Prep Time
15 minutes
Cooking Time
na
Yields
4-6 servings
Ingredients
• 4 large broccoli stalks, trimmed and peeled
• 1 large carrot, peeled
• 1 apple (a variety like Granny Smith or Fuji works well), cored and sliced thinly
• 1/4 red onion, thinly sliced
• 1/4 cup dried raisins
• 1/4 cup sunflower seeds or slivered almonds
For the Tangy Apple Cider Vinaigrette:
• 1/3 cup extra virgin olive oil
• 3 tablespoons apple cider vinegar
• 1 tablespoon Dijon mustard
• 1 tablespoon honey, maple syrup or date syrup
• Salt and pepper to taste
Directions
- Using a box grater, salad shooter or food processor, grate the broccoli stalks and carrot into a large mixing bowl. You’re looking for a texture similar to coleslaw.

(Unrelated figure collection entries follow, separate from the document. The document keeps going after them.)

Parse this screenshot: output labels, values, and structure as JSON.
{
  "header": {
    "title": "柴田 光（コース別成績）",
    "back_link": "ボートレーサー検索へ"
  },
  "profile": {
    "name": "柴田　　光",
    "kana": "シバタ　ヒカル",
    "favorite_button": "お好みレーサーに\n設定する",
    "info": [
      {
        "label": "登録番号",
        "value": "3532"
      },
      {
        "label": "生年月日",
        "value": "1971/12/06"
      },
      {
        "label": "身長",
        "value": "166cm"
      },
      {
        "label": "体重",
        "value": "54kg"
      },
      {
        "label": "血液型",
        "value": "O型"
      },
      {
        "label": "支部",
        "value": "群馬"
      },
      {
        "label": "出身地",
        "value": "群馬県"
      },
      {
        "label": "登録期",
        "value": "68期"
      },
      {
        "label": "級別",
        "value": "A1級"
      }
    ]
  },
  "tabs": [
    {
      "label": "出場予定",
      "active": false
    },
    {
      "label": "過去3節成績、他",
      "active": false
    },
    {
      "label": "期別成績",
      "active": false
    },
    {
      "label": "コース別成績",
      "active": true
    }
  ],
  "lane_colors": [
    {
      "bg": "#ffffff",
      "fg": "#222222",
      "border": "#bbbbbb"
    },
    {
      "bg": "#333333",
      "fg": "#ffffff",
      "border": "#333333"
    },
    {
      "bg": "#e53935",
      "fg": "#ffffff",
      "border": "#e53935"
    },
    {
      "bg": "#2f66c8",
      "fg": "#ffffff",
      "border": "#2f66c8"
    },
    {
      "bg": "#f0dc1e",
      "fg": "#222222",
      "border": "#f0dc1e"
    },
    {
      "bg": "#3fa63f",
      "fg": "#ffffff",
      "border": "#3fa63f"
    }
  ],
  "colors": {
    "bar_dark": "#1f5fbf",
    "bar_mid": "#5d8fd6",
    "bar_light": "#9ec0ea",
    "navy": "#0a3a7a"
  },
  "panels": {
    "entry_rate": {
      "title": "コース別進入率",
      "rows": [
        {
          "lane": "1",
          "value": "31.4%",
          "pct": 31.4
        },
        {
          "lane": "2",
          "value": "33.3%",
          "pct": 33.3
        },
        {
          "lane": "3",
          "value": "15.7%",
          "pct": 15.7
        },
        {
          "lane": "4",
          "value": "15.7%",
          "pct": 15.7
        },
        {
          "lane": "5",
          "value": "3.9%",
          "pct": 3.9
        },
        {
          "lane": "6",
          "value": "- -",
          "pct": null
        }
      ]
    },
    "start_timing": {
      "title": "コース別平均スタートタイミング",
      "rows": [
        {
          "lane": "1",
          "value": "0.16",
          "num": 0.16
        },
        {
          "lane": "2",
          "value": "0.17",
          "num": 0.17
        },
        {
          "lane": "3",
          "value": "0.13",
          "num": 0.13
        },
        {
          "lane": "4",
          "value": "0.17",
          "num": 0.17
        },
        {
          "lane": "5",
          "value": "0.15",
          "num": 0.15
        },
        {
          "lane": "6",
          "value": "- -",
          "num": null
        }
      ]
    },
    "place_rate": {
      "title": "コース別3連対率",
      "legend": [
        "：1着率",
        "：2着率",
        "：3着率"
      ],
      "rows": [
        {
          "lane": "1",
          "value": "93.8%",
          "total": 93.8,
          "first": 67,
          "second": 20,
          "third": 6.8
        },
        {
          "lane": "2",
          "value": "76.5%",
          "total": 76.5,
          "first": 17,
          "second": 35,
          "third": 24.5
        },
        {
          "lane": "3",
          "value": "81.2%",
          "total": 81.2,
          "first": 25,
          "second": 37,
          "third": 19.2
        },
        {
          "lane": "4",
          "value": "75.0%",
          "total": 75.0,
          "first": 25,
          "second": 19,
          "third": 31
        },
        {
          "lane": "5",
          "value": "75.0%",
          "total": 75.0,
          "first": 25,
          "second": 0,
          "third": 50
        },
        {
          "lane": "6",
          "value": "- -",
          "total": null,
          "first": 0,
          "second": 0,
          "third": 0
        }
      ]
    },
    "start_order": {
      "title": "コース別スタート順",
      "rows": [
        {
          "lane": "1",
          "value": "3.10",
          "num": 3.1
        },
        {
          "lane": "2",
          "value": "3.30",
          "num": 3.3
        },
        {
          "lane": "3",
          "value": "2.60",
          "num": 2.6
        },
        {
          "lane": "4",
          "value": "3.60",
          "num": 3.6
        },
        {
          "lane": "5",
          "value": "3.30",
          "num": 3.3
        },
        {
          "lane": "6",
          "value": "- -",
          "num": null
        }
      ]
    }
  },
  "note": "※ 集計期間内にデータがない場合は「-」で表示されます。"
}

- Add the thinly sliced apple, red onion, dried raisins, and sunflower seeds (or slivered almonds) to the bowl with the grated broccoli stalks and carrot. Toss to combine.

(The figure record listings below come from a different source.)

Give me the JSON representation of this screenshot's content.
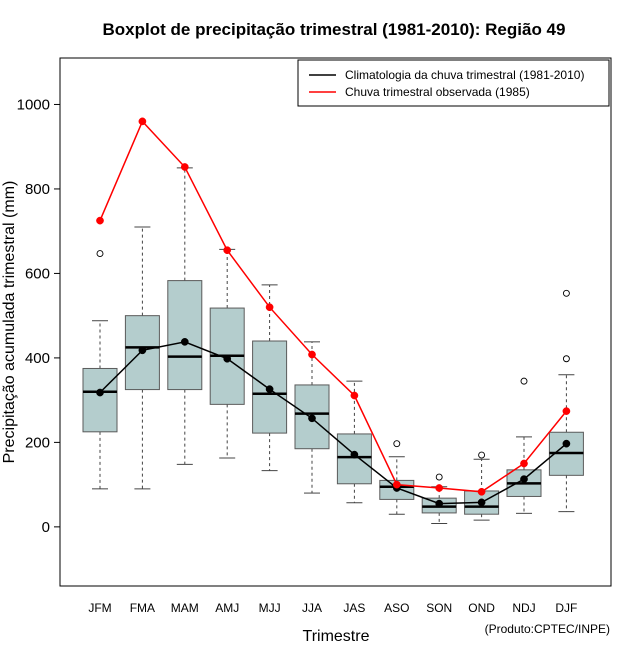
{
  "chart_data": {
    "type": "boxplot",
    "title": "Boxplot de precipitação trimestral (1981-2010): Região 49",
    "xlabel": "Trimestre",
    "ylabel": "Precipitação acumulada trimestral (mm)",
    "credit": "(Produto:CPTEC/INPE)",
    "ylim": [
      -140,
      1110
    ],
    "yticks": [
      0,
      200,
      400,
      600,
      800,
      1000
    ],
    "categories": [
      "JFM",
      "FMA",
      "MAM",
      "AMJ",
      "MJJ",
      "JJA",
      "JAS",
      "ASO",
      "SON",
      "OND",
      "NDJ",
      "DJF"
    ],
    "boxes": [
      {
        "whisker_low": 90,
        "q1": 225,
        "median": 320,
        "q3": 375,
        "whisker_high": 488,
        "outliers": [
          647
        ]
      },
      {
        "whisker_low": 90,
        "q1": 325,
        "median": 425,
        "q3": 500,
        "whisker_high": 710,
        "outliers": []
      },
      {
        "whisker_low": 148,
        "q1": 325,
        "median": 403,
        "q3": 583,
        "whisker_high": 850,
        "outliers": []
      },
      {
        "whisker_low": 163,
        "q1": 290,
        "median": 405,
        "q3": 518,
        "whisker_high": 657,
        "outliers": []
      },
      {
        "whisker_low": 133,
        "q1": 222,
        "median": 315,
        "q3": 440,
        "whisker_high": 573,
        "outliers": []
      },
      {
        "whisker_low": 80,
        "q1": 185,
        "median": 268,
        "q3": 336,
        "whisker_high": 438,
        "outliers": []
      },
      {
        "whisker_low": 57,
        "q1": 102,
        "median": 165,
        "q3": 220,
        "whisker_high": 345,
        "outliers": []
      },
      {
        "whisker_low": 30,
        "q1": 65,
        "median": 95,
        "q3": 110,
        "whisker_high": 166,
        "outliers": [
          197
        ]
      },
      {
        "whisker_low": 8,
        "q1": 33,
        "median": 48,
        "q3": 68,
        "whisker_high": 95,
        "outliers": [
          118
        ]
      },
      {
        "whisker_low": 16,
        "q1": 30,
        "median": 48,
        "q3": 85,
        "whisker_high": 160,
        "outliers": [
          170
        ]
      },
      {
        "whisker_low": 32,
        "q1": 72,
        "median": 103,
        "q3": 135,
        "whisker_high": 213,
        "outliers": [
          345
        ]
      },
      {
        "whisker_low": 36,
        "q1": 122,
        "median": 175,
        "q3": 224,
        "whisker_high": 360,
        "outliers": [
          398,
          553
        ]
      }
    ],
    "series": [
      {
        "name": "Climatologia da chuva trimestral (1981-2010)",
        "color": "#000000",
        "values": [
          318,
          418,
          438,
          398,
          326,
          257,
          171,
          92,
          55,
          58,
          113,
          197
        ]
      },
      {
        "name": "Chuva trimestral observada (1985)",
        "color": "#ff0000",
        "values": [
          725,
          960,
          852,
          655,
          520,
          408,
          311,
          100,
          92,
          83,
          150,
          274
        ]
      }
    ],
    "colors": {
      "box_fill": "#b4cdcd",
      "box_stroke": "#5a5a5a",
      "whisker": "#444444"
    }
  }
}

- Whisk together olive oil, apple cider vinegar, Dijon mustard, and sweetener in a small bowl until emulsified—season with salt and pepper to your liking.
- Pour the vinaigrette over the slaw mixture and toss thoroughly to ensure everything is evenly coated. Let the slaw sit for about 10 minutes to marinate and soften slightly.
- Adjust the seasoning if necessary, then serve the slaw as a fresh, tangy side dish that pairs wonderfully with grilled meats or as a standalone salad.